Each line was “the actual experience” of making the line.
Could Twombly be thought of as a Phenomenological painter?
I’ll admit, when I lived in Philadelphia, my least favorite room in the art museum there was the Cy Twombly room. It was hard to appreciate.
But nowadays, I almost view Twombly’s work as I view a tree. To see a tree is to feel it reaching for the sun light, encapsulating its growth in its very form.

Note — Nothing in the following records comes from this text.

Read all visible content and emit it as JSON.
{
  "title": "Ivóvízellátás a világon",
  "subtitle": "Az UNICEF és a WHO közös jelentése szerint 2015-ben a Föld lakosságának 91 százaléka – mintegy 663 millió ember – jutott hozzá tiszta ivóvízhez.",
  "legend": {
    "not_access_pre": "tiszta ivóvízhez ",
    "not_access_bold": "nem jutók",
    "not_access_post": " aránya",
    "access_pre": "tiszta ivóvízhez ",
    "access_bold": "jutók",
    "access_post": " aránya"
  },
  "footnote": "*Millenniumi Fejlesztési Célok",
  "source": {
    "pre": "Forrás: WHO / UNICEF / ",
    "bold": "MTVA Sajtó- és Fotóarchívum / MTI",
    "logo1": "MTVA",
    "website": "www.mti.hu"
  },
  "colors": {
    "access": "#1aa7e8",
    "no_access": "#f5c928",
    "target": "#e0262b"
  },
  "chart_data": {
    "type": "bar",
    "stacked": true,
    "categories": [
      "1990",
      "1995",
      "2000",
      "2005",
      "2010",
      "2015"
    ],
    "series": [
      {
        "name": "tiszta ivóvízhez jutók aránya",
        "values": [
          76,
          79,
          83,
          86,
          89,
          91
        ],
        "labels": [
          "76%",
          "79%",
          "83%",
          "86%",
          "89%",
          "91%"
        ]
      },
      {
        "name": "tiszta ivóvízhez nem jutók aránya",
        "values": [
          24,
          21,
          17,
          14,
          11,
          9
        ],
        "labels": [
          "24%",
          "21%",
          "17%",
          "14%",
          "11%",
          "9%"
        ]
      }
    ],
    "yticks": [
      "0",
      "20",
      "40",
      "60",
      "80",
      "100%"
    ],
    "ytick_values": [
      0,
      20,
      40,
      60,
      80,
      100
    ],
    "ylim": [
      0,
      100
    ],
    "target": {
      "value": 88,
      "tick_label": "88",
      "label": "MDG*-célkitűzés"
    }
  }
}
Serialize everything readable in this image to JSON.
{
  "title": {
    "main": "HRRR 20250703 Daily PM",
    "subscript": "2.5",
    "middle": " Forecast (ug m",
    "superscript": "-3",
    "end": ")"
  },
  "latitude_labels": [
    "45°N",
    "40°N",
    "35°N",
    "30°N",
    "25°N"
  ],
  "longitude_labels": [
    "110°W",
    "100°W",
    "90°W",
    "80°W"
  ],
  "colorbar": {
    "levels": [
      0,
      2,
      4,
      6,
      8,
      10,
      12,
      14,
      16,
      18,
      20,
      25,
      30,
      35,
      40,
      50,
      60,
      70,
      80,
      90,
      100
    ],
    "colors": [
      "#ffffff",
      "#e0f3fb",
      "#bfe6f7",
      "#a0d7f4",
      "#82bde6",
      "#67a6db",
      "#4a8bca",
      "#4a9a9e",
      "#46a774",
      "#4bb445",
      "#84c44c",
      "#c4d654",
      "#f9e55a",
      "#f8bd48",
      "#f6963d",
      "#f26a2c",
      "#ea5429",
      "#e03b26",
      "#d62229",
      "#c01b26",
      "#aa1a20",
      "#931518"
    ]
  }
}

I came across this Kandinsky quote recently:
…I see no essential difference between a line one calls ‘abstract’ and a fish. But rather an essential likeness. This isolated line and the isolated fish alike are living beings with forces peculiar to them, though latent. They are forces of expression for these beings and of expression on human beings, because each has an impressive ‘look’ which manifests itself by its expression. But the voice of these latent forces is faint and limited. It is the environment of the line and the fish that brings about a miracle: the latent forces awaken, the expression becomes radiant… …The environment is the composition. The composition is the organized sum of the interior functions (expressions) of every part of the work. (Paris, March 1935)
Kandinsky, from “Artists on Art – from the 14th – 20th centuries”, ed. by Robert Goldwater and Marco Treves; Pantheon Books, 1972, London, p. 451
It seems like Twombly found a way to close the distance between the act of painting and his paintings themselves, without pretense.
This is incredibly difficult to do.
I will look for Twombly paintings here in NYC.